The NTS-DBL1α domain of the pRBC surface expressed PfEMP1 molecule has been shown to be of central importance for the virulence of the parasite. This domain is involved in rosetting [15, 19, 24, 30] and has recently been shown to induce cross-reactive antibodies able to react with different rosetting-associated variants of the molecule , therefore being a promising candidate in the development of a vaccine against severe malaria. To efficiently design and test a vaccine it is important to understand if different NTS-DBL1α variants of the DBL1α1 subtype can induce consistent antibody responses in different animals. In this study, the response to immunization with distinct NTS-DBL1α domains in different animals was analysed employing ELISA assays, live cell surface reactivity, epitope prediction and peptide array.
PfEMP1-domains expressed by parasite strains with a rosetting phenotype [19, 24, 25] were chosen for expression of recombinant protein and animal immunizations. NTS-DBL1α constructs of PAvarO and IT4var9 covered aa 1–393 and refolded from inclusion bodies, for IT4var60 a longer construct was designed (aa 1–481), which was soluble in E. coli. All proteins were monomeric and folded as judged by mobility on non-reducing gel and size exclusion profile (Figure 1). There were no differences detected as both antibody titres and functionality was similar for the antibodies generated against the different constructs (Figures 2 and 3) suggesting that monomeric state and folding are sufficient requirements for potent induction of biologically active antibodies. Further, epitopes elicited by immunizations with different constructs were similar.
Previous studies showed induction of functional antibodies towards NTS-DBL1α domains in mice and rabbits [24, 46, 56] but no attempts has been made to compare induction of antibodies in different animals regarding the epitopes inducing or targeted by them.
All immunogens in the different animals, both species and individuals, elicited a similar response when analysing titres towards homologous proteins (Figure 2). This is in contrast to what was previously reported for DBL domains of the pregnancy malaria vaccine candidate VAR2CSA where substantial differences were detected when immunizing mice, rats and rabbits . This could be possibly explained by similar induction of B-cell epitopes in different species, as well as conservation of immunogenic features in the proteins studied herein.

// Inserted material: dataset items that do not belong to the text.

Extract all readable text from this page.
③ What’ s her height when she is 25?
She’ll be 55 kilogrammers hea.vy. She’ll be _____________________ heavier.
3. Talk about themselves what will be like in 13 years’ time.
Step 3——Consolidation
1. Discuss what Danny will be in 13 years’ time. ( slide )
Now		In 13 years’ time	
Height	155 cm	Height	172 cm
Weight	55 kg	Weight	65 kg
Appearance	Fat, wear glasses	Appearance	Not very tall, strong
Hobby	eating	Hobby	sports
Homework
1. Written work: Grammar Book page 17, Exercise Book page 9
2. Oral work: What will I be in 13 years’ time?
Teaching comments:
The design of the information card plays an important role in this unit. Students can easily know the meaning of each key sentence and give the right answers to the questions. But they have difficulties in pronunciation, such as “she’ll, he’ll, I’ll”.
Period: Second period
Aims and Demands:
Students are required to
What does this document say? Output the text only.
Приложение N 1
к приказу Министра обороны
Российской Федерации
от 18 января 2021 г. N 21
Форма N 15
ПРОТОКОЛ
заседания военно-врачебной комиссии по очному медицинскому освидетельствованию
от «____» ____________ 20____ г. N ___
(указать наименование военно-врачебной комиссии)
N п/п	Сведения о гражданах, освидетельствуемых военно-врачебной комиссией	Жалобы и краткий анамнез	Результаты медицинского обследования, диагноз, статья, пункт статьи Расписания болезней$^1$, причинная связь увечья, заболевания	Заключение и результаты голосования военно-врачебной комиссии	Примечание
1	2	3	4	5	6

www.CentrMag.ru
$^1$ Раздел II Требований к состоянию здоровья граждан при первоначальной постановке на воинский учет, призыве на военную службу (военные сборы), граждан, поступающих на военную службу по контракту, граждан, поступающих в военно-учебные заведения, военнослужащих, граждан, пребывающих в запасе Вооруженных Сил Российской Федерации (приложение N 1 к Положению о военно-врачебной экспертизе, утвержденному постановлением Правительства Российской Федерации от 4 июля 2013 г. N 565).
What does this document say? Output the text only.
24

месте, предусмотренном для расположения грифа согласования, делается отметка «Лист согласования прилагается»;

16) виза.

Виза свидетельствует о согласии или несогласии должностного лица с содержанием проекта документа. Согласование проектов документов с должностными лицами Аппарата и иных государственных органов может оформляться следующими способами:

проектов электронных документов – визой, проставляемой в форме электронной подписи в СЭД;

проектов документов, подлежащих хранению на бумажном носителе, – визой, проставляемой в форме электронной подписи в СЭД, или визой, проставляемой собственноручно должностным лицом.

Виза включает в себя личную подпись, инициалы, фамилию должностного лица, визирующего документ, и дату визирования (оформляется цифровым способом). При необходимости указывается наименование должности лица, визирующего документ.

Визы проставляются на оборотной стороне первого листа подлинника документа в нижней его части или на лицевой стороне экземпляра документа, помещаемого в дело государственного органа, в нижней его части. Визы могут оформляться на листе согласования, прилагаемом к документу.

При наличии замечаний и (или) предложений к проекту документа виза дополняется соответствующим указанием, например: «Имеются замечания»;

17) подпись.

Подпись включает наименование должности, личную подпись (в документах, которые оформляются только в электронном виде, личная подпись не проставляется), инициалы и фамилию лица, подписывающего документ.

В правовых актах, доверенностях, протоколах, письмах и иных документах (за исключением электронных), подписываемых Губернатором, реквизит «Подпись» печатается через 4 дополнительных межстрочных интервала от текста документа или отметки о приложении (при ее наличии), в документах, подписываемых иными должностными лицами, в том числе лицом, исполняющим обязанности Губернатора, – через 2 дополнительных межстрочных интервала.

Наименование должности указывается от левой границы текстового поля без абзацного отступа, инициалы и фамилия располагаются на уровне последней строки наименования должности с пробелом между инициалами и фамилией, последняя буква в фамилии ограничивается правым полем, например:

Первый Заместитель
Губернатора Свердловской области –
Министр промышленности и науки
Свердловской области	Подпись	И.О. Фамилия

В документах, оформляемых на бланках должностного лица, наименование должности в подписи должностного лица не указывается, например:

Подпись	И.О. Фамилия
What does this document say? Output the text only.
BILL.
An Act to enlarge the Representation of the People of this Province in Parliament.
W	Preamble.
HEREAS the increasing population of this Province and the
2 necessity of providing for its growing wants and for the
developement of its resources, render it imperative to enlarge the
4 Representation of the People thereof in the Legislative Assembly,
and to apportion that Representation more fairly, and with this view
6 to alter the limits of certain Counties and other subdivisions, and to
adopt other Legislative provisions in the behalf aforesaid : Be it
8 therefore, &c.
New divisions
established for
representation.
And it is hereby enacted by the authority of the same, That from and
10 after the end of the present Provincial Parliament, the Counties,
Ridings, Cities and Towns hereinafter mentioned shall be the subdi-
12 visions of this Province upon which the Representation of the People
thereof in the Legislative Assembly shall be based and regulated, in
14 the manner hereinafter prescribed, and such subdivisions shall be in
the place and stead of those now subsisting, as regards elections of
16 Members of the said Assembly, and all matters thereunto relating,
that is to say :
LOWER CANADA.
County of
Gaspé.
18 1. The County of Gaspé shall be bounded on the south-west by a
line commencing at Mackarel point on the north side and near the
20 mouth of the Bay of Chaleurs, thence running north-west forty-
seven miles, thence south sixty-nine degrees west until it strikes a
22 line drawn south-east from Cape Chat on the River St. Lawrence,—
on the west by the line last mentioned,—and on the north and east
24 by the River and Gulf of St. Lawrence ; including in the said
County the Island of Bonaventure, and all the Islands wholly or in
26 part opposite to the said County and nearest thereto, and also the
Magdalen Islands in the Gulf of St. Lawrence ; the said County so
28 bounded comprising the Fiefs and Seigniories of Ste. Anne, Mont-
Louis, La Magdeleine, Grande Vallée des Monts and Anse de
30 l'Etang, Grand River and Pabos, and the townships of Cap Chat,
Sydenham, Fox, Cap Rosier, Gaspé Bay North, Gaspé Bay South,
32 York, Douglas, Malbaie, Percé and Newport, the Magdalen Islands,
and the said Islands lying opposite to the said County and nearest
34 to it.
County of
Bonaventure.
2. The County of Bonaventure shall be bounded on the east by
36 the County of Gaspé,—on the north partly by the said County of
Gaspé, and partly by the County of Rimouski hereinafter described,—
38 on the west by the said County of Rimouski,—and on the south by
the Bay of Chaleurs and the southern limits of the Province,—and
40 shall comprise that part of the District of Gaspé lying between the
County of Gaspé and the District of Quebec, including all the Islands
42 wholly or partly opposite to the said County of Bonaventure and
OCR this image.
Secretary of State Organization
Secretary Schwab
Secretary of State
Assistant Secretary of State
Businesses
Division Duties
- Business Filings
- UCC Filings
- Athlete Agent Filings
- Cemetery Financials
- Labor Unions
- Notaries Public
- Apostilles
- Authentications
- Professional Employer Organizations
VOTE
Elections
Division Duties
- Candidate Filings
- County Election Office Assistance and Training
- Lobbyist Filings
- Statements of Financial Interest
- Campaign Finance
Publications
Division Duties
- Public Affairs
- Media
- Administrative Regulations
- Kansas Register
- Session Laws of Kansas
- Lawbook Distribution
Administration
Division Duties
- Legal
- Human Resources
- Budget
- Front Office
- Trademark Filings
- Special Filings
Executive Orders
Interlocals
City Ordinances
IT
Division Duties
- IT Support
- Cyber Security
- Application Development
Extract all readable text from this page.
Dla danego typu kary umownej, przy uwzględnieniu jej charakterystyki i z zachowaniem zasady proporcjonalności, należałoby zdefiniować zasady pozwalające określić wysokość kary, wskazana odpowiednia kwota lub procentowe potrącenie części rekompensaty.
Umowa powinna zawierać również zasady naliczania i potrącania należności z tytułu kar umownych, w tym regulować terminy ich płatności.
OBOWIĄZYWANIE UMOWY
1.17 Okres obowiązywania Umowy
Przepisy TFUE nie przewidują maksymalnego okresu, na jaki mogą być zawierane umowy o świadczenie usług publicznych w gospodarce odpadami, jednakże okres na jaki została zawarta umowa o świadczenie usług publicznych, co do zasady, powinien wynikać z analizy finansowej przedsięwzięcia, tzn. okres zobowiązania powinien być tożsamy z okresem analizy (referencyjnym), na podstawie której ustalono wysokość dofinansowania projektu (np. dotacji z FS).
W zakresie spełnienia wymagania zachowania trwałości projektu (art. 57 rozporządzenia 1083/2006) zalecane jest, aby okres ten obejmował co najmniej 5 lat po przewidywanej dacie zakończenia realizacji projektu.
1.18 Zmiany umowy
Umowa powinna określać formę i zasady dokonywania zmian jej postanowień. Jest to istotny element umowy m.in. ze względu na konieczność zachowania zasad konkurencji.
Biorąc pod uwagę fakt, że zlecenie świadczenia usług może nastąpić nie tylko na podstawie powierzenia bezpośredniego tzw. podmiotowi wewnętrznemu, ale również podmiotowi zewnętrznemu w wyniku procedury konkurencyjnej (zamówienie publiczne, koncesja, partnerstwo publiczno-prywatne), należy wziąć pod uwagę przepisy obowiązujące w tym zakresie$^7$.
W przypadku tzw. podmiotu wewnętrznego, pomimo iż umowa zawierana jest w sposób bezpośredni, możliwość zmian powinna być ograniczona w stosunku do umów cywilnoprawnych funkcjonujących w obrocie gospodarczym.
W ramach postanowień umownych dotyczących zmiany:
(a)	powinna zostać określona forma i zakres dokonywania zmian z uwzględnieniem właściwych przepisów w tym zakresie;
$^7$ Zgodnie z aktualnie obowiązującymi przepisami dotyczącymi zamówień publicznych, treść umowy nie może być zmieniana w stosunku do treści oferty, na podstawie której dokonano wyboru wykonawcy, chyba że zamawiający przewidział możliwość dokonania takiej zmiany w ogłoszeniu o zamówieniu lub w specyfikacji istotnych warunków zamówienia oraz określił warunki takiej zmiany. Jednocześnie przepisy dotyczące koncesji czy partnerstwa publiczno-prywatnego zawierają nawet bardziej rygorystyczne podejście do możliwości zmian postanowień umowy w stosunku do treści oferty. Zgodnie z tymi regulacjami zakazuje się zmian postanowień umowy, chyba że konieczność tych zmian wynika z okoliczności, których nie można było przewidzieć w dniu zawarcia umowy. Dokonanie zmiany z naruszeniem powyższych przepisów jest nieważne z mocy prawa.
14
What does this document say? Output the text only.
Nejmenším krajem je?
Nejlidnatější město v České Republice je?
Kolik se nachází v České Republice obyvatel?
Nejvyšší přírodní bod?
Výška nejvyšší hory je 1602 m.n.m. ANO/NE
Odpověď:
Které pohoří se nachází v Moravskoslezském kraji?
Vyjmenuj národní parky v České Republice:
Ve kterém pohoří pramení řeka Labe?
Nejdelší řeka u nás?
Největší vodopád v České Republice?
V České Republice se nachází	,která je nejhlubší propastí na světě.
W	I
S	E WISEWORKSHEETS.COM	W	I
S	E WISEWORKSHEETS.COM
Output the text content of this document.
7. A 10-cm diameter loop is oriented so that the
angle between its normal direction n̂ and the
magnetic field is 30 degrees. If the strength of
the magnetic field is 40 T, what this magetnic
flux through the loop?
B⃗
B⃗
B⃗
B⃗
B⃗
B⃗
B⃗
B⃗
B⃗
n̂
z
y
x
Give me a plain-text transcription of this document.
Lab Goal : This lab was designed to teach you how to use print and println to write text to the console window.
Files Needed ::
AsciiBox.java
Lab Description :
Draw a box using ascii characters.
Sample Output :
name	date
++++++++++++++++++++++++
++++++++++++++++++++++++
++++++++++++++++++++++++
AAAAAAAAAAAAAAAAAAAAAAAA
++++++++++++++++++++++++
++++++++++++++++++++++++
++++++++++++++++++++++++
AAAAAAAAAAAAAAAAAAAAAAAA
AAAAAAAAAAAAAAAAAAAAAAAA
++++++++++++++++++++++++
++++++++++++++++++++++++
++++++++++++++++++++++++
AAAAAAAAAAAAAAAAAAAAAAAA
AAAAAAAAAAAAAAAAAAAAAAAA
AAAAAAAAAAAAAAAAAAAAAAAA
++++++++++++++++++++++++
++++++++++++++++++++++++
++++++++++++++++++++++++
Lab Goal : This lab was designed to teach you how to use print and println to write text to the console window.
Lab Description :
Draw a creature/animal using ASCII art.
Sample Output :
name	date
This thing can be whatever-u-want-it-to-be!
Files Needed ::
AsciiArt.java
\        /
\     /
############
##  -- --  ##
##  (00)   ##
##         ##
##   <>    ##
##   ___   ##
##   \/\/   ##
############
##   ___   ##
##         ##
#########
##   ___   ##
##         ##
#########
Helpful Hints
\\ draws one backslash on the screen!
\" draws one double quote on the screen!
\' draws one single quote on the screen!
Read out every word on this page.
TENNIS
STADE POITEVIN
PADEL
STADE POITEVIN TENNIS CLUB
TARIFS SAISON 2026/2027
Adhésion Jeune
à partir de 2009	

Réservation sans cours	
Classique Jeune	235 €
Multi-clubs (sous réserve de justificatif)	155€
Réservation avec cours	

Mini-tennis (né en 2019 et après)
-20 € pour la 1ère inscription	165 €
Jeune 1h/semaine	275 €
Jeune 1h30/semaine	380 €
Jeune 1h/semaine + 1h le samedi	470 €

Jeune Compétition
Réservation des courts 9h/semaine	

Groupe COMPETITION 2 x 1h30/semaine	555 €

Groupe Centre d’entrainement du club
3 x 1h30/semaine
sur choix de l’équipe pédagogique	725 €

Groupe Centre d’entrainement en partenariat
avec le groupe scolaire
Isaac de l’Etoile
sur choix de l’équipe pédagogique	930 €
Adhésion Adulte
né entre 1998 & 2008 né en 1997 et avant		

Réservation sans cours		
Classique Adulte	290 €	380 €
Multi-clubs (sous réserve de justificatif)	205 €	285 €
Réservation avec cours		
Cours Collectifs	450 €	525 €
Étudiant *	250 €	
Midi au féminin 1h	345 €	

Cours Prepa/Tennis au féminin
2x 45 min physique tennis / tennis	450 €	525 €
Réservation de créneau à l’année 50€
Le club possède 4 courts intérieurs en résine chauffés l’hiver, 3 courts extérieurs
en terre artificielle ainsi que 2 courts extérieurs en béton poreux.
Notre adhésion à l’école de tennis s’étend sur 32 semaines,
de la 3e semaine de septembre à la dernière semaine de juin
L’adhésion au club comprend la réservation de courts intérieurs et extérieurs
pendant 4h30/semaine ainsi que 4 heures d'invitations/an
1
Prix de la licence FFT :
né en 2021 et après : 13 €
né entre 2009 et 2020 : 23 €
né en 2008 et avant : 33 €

When comparing predicted and recognized epitopes substantial differences were found (Additional file 3). The prediction method used for this analysis identified mainly epitopes localized in the loop region of the molecule also predicted to be surface exposed. However, analysis of peptides that were in fact recognized revealed that also α-helical structures are predominant sites of immune responses. The conserved and non-exposed LARSFADIG sequence, present in SD2, was not predicted as highly immunogenic but antibody responses were frequent and high in all animals, suggesting also that conserved parts of the molecule are processed and presented on Major Histocompatibility complex (MHC) molecules. The observations presented in this study suggest that B-cell epitope prediction is informative; however, there might be a tendency for skewing towards surface epitopes that are present in unstructured loops. The analysis on epitopes recognized by immunized animals suggests that it is more common to have epitopes that span structured regions such as α-helices and that not necessarily are surface exposed. The latter could be a mechanism of immune evasion by which parasites direct the immune response towards epitopes that are not displayed on the cell surface and therefore impede the labelling of the pRBC with antibodies.
Analysis of the peptide array data for epitope recognition visualized substantial variation in between different animals, despite their isogenicity. No clear consensus was obtained when analysing different animal species immunized with the same protein (Figure 5). In addition, a limitation of this method is the fact that only linear epitopes can be detected; possibly, conformational epitopes are predominant and account for equal potency and efficiency of antibodies in different species. However, for both IT4var60 and IT4var9 there was a tendency in different species to recognize different epitopes in the N terminal part of the protein while more consensus was present concerning epitopes in SD3 of DBL1α.
In this study, surface labelling of heterologous pRBC with reagents against NTS-DBL1α-domains, did not reveal extensive cross-reactivity in heterologous parasite strains. Cross-reactivity in ELISA appears much more common for all three proteins analysed in the study. It has been suggested that coating of antigens to plastic surfaces as applied in ELISA-assays might unveil otherwise hidden epitopes [49, 56]. When analysing epitopes cross-recognized by goat IgG the conserved motif LARSFADIG is consistently present. In addition, a peptide in the end of h7 is cross-recognized by some goat IgG. This part of the molecule has also previously been indicated as possible site for generation of ELISA cross-reactive antibodies . Cross-reactivity in ELISA strongly correlates with the array cross-reactivity suggesting that most of it is due to those epitopes. These results should be taken into consideration when analysing cross-reactivity or sero-prevalence relying solely on ELISA data: despite the fact that the recombinant domain is correctly folded it might expose highly immunogenic epitopes that are not available in the full length PfEMP1 presented on the erythrocyte surface. Complementing ELISA with surface reactivity-data could minimize false positive results.